— А это ты своего дружка спроси. — Потупчик положил руку на плечо Павла. — Слышь, Пашка, когда твой отец колхоз устроит?

Павел не ответил. Яков толкнул его локтем:

— Чего молчишь? Дядь Вася, а Зоя Александровна говорит, что теперь уж скоро.

— Кабы Зоя Александровна председателем была, так мы бы давно уже в колхозе жили. Хорошая она, душевная! — вздохнул Потупчик.

— Хорошая, — согласился Яков.

— Не то что Пашкин отец… — охотник слегка постучал ладонью по плечу Павла.

— Ну, что ты пристал, дядя Вася! — громко и резко сказал вдруг Павел, и голос у него задрожал. — Прямо как… банный лист.

Яков потянул товарища за рукав:

— Пашк, ты чего?

— Не лезь!

Павел всхлипнул, круто повернулся и через кусты зашагал к блеснувшим огням деревни.

— Постой, парень, ты чего осерчал? — добродушно забасил Потупчик, останавливаясь и разводя руками. — Никак я тебя обидел? Вот ведь горе-то какое!..

Павел шел не оборачиваясь.

На улице было пустынно и тихо. Где-то лениво лаяла собака, скрипел в темноте колодезный журавль.

Проходя мимо двухэтажного бревенчатого здания школы, Павел замедлил шаг. Крайнее окно в комнатке Зои Александровны было освещено. Ночной ветерок колыхал прозрачную занавеску меж распахнутыми створками. Учительница сидела за столом и что-то писала.

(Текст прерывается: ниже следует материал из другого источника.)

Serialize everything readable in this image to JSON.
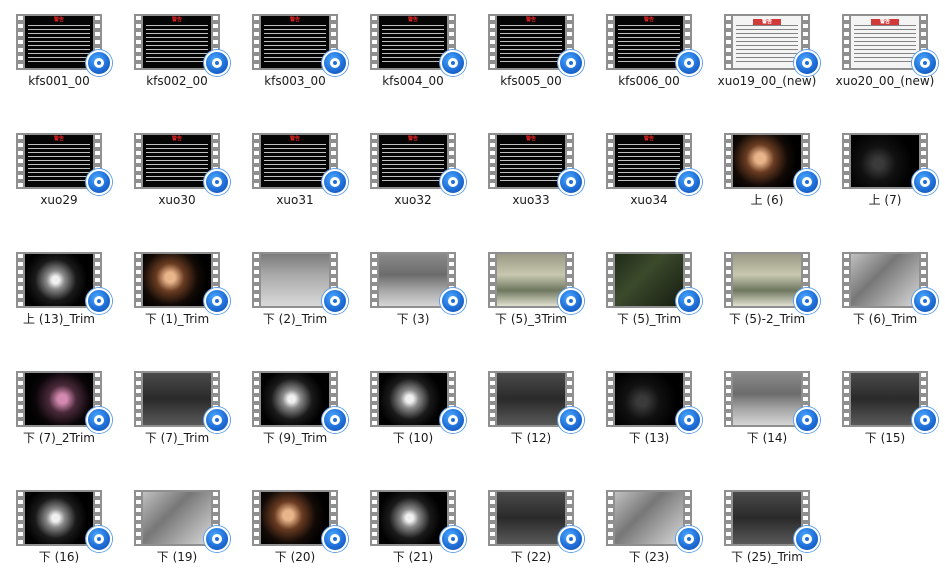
{
  "files": [
    {
      "name": "kfs001_00",
      "kind": "warn-black",
      "warn": "警告"
    },
    {
      "name": "kfs002_00",
      "kind": "warn-black",
      "warn": "警告"
    },
    {
      "name": "kfs003_00",
      "kind": "warn-black",
      "warn": "警告"
    },
    {
      "name": "kfs004_00",
      "kind": "warn-black",
      "warn": "警告"
    },
    {
      "name": "kfs005_00",
      "kind": "warn-black",
      "warn": "警告"
    },
    {
      "name": "kfs006_00",
      "kind": "warn-black",
      "warn": "警告"
    },
    {
      "name": "xuo19_00_(new)",
      "kind": "warn-white",
      "warn": "警告"
    },
    {
      "name": "xuo20_00_(new)",
      "kind": "warn-white",
      "warn": "警告"
    },
    {
      "name": "xuo29",
      "kind": "warn-black",
      "warn": "警告"
    },
    {
      "name": "xuo30",
      "kind": "warn-black",
      "warn": "警告"
    },
    {
      "name": "xuo31",
      "kind": "warn-black",
      "warn": "警告"
    },
    {
      "name": "xuo32",
      "kind": "warn-black",
      "warn": "警告"
    },
    {
      "name": "xuo33",
      "kind": "warn-black",
      "warn": "警告"
    },
    {
      "name": "xuo34",
      "kind": "warn-black",
      "warn": "警告"
    },
    {
      "name": "上 (6)",
      "kind": "photo-warm"
    },
    {
      "name": "上 (7)",
      "kind": "photo-dark"
    },
    {
      "name": "上 (13)_Trim",
      "kind": "photo-glow"
    },
    {
      "name": "下 (1)_Trim",
      "kind": "photo-warm"
    },
    {
      "name": "下 (2)_Trim",
      "kind": "photo-red"
    },
    {
      "name": "下 (3)",
      "kind": "photo-room"
    },
    {
      "name": "下 (5)_3Trim",
      "kind": "photo-tile"
    },
    {
      "name": "下 (5)_Trim",
      "kind": "photo-green"
    },
    {
      "name": "下 (5)-2_Trim",
      "kind": "photo-tile"
    },
    {
      "name": "下 (6)_Trim",
      "kind": "photo-light"
    },
    {
      "name": "下 (7)_2Trim",
      "kind": "photo-pink"
    },
    {
      "name": "下 (7)_Trim",
      "kind": "photo-grey"
    },
    {
      "name": "下 (9)_Trim",
      "kind": "photo-glow"
    },
    {
      "name": "下 (10)",
      "kind": "photo-glow"
    },
    {
      "name": "下 (12)",
      "kind": "photo-grey"
    },
    {
      "name": "下 (13)",
      "kind": "photo-dark"
    },
    {
      "name": "下 (14)",
      "kind": "photo-room"
    },
    {
      "name": "下 (15)",
      "kind": "photo-grey"
    },
    {
      "name": "下 (16)",
      "kind": "photo-glow"
    },
    {
      "name": "下 (19)",
      "kind": "photo-light"
    },
    {
      "name": "下 (20)",
      "kind": "photo-warm"
    },
    {
      "name": "下 (21)",
      "kind": "photo-glow"
    },
    {
      "name": "下 (22)",
      "kind": "photo-grey"
    },
    {
      "name": "下 (23)",
      "kind": "photo-light"
    },
    {
      "name": "下 (25)_Trim",
      "kind": "photo-grey"
    }
  ]
}
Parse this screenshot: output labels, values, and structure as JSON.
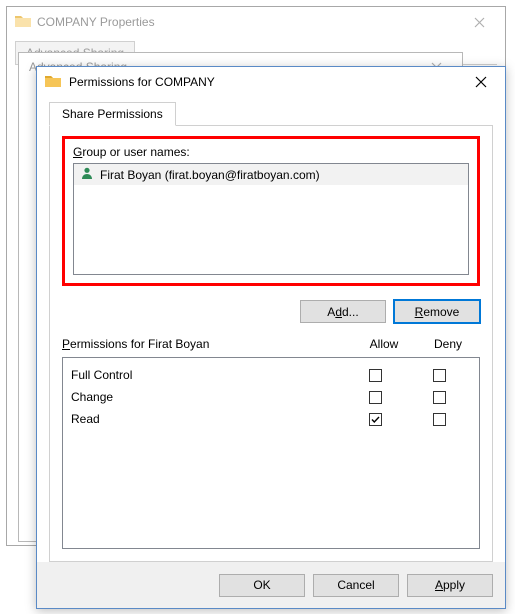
{
  "bg_dialog1": {
    "title": "COMPANY Properties",
    "tab_label": "Advanced Sharing"
  },
  "bg_dialog2": {
    "title": "Advanced Sharing"
  },
  "dialog": {
    "title": "Permissions for COMPANY",
    "tab": "Share Permissions",
    "group_label": "Group or user names:",
    "users": [
      {
        "display": "Firat Boyan (firat.boyan@firatboyan.com)"
      }
    ],
    "buttons": {
      "add": "Add...",
      "remove": "Remove"
    },
    "perm_header_label": "Permissions for Firat Boyan",
    "col_allow": "Allow",
    "col_deny": "Deny",
    "permissions": [
      {
        "name": "Full Control",
        "allow": false,
        "deny": false
      },
      {
        "name": "Change",
        "allow": false,
        "deny": false
      },
      {
        "name": "Read",
        "allow": true,
        "deny": false
      }
    ],
    "footer": {
      "ok": "OK",
      "cancel": "Cancel",
      "apply": "Apply"
    }
  }
}
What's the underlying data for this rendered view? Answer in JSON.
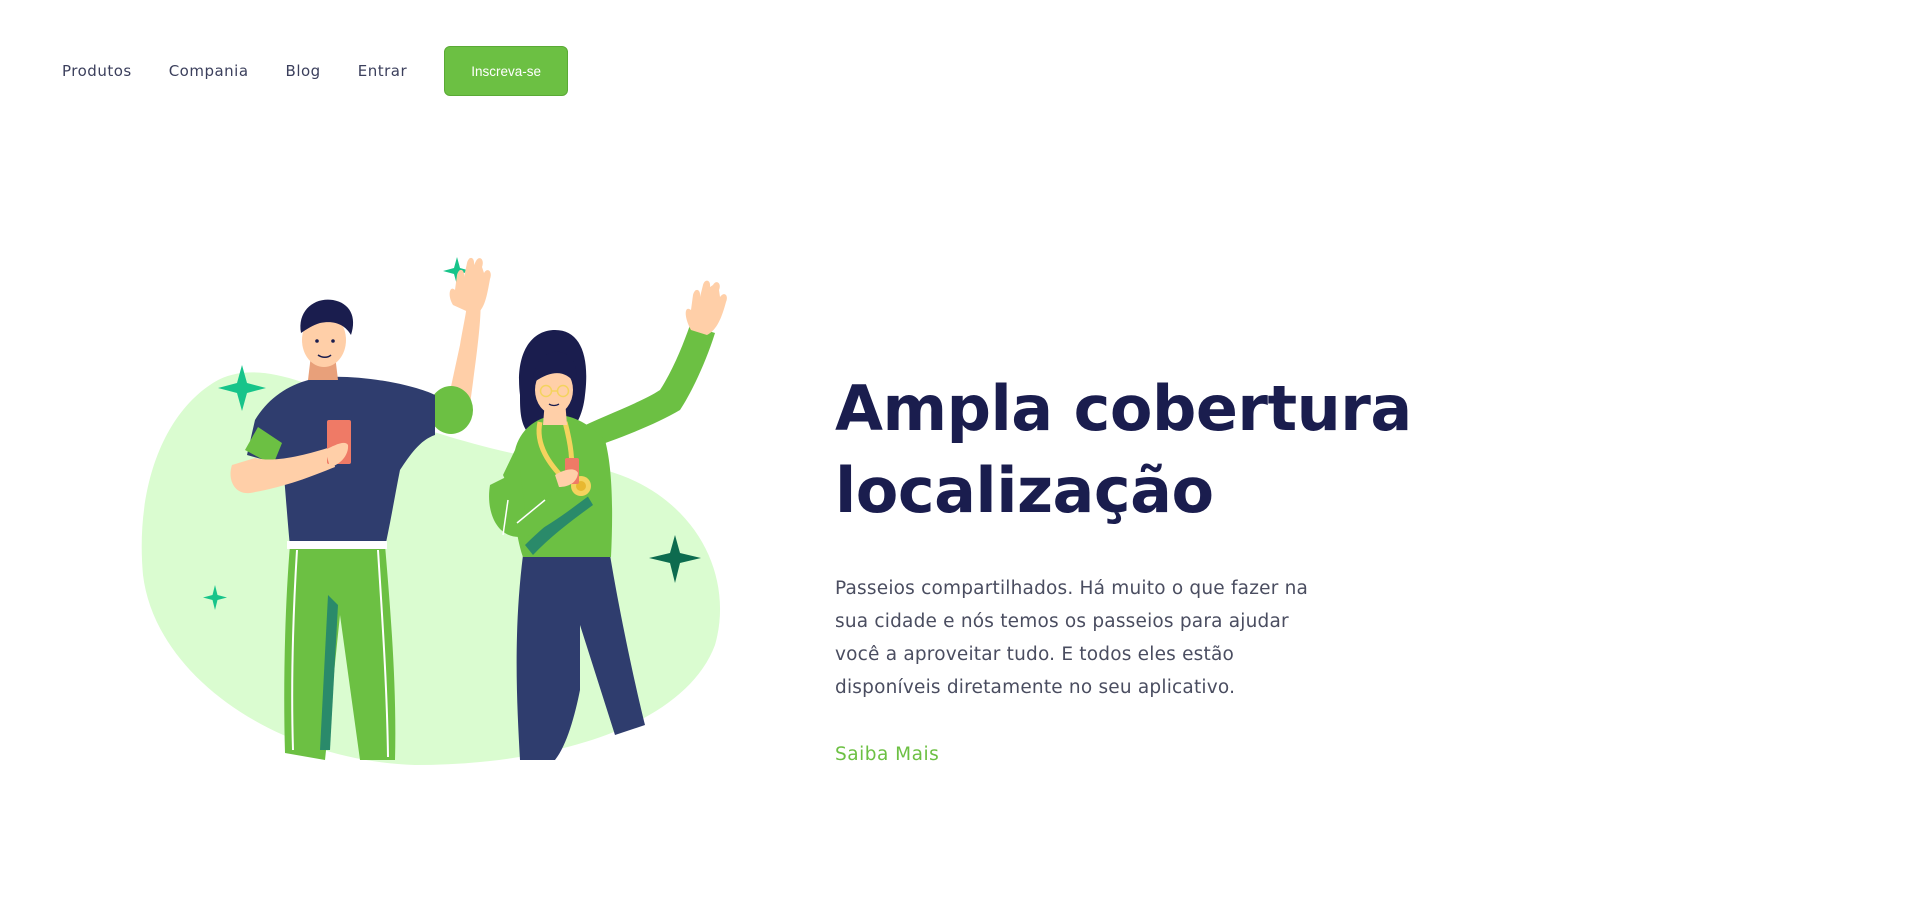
{
  "nav": {
    "links": [
      {
        "label": "Produtos"
      },
      {
        "label": "Compania"
      },
      {
        "label": "Blog"
      },
      {
        "label": "Entrar"
      }
    ],
    "cta_label": "Inscreva-se"
  },
  "hero": {
    "title_line1": "Ampla cobertura",
    "title_line2": "localização",
    "description": "Passeios compartilhados. Há muito o que fazer na sua cidade e nós temos os passeios para ajudar você a aproveitar tudo. E todos eles estão disponíveis diretamente no seu aplicativo.",
    "link_label": "Saiba Mais"
  },
  "colors": {
    "brand_green": "#6cc043",
    "title_navy": "#1a1d4e",
    "blob_green": "#dafcd0",
    "sparkle_teal": "#17c48a",
    "sparkle_dark": "#0d6b4f"
  }
}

Павлу вдруг очень захотелось окликнуть ее и рассказать обо всех тревожных мыслях, что, как червь, сосут сердце. Ведь Зоя Александровна в самом деле такая добрая и душевная! Она все поймет, успокоит и научит, как поступать. Но, взглянув на сосредоточенное лицо учительницы, на морщинку, которая темной бороздкой пролегла между ее бровями, Павел переступил с ноги на ногу и вздохнул. «Нельзя беспокоить, и так мы ей за день надоедаем», — подумал он и медленно побрел домой.

…Зоя Александровна писала письмо:

«Дорогие девочки! Как вы живете сейчас, мои далекие подружки? Вот уже скоро год, как я в Герасимовке, а мне до сих пор вспоминается наш милый город и минуты расставания с вами.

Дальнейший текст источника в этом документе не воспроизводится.